Durante un servizio notturno di controllo del territorio, disposto dal comando provinciale di Napoli, i militari sono stati allertati dalla centrale operativa in merito ad un’auto con a bordo 5 persone. In due distinti episodi, avvenuti poco prima ad Aversa, i 5 avevano rapinato un uomo e una donna, togliendo loro portafogli e cellulari.
I carabinieri hanno notato l’auto dei rapinatori in piazza Umberto a Frattamaggiore, intimandogli l’alt. Il conducente non ha rispettato l’ordine ed è fuggito. È iniziato così un inseguimento, che si è protratto per circa 7 chilometri, lungo le strade di Arzano, Casavatore e Casoria.
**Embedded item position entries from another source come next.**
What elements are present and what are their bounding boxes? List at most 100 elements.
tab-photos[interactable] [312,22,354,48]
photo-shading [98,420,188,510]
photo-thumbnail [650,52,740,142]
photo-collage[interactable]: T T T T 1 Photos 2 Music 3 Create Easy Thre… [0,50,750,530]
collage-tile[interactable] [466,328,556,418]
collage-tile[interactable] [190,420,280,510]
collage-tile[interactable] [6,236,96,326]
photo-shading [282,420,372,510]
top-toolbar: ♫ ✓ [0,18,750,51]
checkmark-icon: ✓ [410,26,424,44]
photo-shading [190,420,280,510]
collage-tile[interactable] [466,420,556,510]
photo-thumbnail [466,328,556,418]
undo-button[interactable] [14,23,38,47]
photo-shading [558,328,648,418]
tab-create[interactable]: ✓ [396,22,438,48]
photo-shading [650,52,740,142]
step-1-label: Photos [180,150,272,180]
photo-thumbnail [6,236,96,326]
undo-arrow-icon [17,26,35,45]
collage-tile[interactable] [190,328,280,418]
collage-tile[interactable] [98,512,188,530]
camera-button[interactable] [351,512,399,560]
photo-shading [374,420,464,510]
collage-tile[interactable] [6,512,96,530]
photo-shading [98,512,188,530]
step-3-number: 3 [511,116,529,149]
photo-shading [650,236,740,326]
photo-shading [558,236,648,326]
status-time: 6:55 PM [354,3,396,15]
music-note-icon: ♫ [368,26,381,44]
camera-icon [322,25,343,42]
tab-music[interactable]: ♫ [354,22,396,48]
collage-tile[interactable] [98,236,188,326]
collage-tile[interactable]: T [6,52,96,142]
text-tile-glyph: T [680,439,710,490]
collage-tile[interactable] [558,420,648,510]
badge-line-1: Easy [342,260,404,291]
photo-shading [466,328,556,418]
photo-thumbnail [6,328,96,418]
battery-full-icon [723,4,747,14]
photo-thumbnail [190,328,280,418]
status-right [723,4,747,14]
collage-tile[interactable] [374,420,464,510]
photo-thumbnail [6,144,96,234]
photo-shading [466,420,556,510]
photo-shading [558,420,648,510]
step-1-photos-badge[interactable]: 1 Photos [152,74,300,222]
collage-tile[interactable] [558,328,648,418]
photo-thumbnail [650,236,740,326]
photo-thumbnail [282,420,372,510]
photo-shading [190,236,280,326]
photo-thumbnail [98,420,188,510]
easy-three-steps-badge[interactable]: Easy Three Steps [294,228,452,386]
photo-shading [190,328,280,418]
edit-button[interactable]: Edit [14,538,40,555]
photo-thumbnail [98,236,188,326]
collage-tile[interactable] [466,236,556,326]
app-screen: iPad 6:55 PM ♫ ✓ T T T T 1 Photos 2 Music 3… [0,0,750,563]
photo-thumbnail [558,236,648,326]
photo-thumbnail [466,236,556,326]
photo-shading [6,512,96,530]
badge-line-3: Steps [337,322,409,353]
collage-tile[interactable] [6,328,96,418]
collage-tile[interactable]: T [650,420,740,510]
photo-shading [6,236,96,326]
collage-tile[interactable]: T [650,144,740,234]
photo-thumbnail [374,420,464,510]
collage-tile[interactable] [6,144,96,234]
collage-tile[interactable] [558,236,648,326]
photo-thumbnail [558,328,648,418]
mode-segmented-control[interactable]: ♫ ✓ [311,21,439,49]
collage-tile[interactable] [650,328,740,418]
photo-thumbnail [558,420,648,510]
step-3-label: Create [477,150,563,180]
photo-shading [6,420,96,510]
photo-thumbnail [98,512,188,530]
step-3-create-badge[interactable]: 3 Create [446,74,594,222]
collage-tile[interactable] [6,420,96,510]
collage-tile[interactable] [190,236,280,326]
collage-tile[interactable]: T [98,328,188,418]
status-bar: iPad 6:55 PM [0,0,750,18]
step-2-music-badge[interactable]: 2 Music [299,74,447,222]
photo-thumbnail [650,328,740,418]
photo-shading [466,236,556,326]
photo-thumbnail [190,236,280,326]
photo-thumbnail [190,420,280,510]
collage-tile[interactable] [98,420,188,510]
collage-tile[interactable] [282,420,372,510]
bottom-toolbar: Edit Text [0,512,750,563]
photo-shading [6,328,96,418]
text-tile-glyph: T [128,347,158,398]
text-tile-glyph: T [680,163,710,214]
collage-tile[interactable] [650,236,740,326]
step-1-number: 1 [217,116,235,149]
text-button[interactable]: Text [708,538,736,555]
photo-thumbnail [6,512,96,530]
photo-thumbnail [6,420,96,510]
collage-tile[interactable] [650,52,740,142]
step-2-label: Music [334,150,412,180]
Proprio a Casoria, in via Nicola Rocco, i carabinieri hanno sbarrato la strada ai fuggitivi i quali, vedendosi braccati, hanno proseguito la corsa a piedi. Bloccati e fermati 2 dei 5 rapinatori, i militari hanno scoperto che l’auto in loro possesso era frutto di una rapina effettuata la notte prima a Casoria, ai danni di un padre e della propria figlia.
Nel veicolo i carabinieri hanno rinvenuto due pistole scacciacani prive di tappo rosso, due coltelli e vari accessori, verosimilmente utilizzati per compiere le rapine: una sciarpa, uno scaldacollo e un cappello di lana. I fermati attualmente sono in carcere, in attesa dell’udienza di convalida.
A Napoli, invece, gli agenti del commissariato Arenella hanno effettuato un’intensa attività di controllo, volta alla prevenzione e repressione dei reati, nella zona ospedaliera e nel quartiere di Materdei. In piazzetta San Gennaro, i poliziotti hanno multato un napoletano di 42 anni, poiché in possesso di un involucro di cocaina dal peso di circa 0,30 grammi.
In via Domenico Fontana è stato fermato un uomo che stava aggredendo un’altra persona, colpendola alla testa e al volto. L’aggressore, un 47enne napoletano con precedenti penali, è stato denunciato per lesioni personali e violazione della misura della sorveglianza speciale cui è sottoposto.